14

Reading and Writing Assignments, Discussion Topics
COS/ELE 375

for class on Monday Nov. 15, 2010


Please read Section 4.7 of the text, and look at pages 4.12-16 through 4.12-30 (on the CD) for more examples of forwarding and stalls.



Please turn in a written response to these questions:

1. The Elaboration on page 371 of your text proposes forwarding to allow a load/store pair to avoid stalling. Draw a sketch of the datapath for just the MEM and WB stages that includes this forwarding.

2. What control would be needed for your datapath addition in question 1? Write the statement for your new control signal using the style of Section 4.7 (e.g., the ForwardA and ForwardB formulations at the bottom of page 366).

3. Extra credit: If you make the above changes, then the stall formula on page 372 will need some adjustment. Why? Re-write it please.

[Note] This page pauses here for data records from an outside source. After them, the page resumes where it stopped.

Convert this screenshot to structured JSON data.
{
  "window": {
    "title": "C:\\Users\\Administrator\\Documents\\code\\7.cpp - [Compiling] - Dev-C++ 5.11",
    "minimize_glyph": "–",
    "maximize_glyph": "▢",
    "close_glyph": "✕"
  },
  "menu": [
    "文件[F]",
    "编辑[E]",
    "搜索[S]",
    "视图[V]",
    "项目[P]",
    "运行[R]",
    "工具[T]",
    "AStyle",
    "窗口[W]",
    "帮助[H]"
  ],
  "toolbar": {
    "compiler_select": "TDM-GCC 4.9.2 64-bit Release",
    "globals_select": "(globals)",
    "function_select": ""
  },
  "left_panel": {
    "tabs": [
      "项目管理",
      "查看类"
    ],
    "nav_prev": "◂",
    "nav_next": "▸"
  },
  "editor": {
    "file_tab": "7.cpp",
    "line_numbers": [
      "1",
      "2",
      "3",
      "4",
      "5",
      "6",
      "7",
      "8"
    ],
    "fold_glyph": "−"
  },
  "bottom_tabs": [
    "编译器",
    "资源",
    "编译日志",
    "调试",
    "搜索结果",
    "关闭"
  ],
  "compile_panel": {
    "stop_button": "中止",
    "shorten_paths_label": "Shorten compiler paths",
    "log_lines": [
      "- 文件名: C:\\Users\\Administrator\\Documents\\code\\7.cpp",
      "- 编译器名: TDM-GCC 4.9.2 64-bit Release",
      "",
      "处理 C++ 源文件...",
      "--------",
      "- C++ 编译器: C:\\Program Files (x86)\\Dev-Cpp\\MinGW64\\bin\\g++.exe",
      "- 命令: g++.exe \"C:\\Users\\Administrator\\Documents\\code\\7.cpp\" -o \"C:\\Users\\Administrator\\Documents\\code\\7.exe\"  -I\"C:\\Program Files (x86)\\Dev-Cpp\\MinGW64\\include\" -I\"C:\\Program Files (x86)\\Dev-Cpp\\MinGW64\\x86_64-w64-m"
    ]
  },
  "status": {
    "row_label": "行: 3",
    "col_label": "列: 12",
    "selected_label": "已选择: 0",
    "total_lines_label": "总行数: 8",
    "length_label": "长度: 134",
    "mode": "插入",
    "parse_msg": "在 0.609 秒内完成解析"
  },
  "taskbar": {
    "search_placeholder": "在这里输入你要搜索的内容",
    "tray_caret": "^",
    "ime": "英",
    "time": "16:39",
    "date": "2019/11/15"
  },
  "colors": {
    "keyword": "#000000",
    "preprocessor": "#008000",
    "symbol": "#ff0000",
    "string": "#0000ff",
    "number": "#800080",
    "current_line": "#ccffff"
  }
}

Then, be prepared to discuss the following in class:

4. One advantage of pictures like Figures 4.43 and 4.52 (sometimes called "waterfall charts") is that they can show exactly how one instruction's results are communicated to future instructions. In a waterfall chart, it is possible to insist that all signals travel left-to-right or top-to-bottom (not counting obstacle-avoidance, obviously). This is like insisting that information can only go forward in time: to a later pipeline stage or to a later instruction. How would you add explicit forwarding paths to a waterfall chart?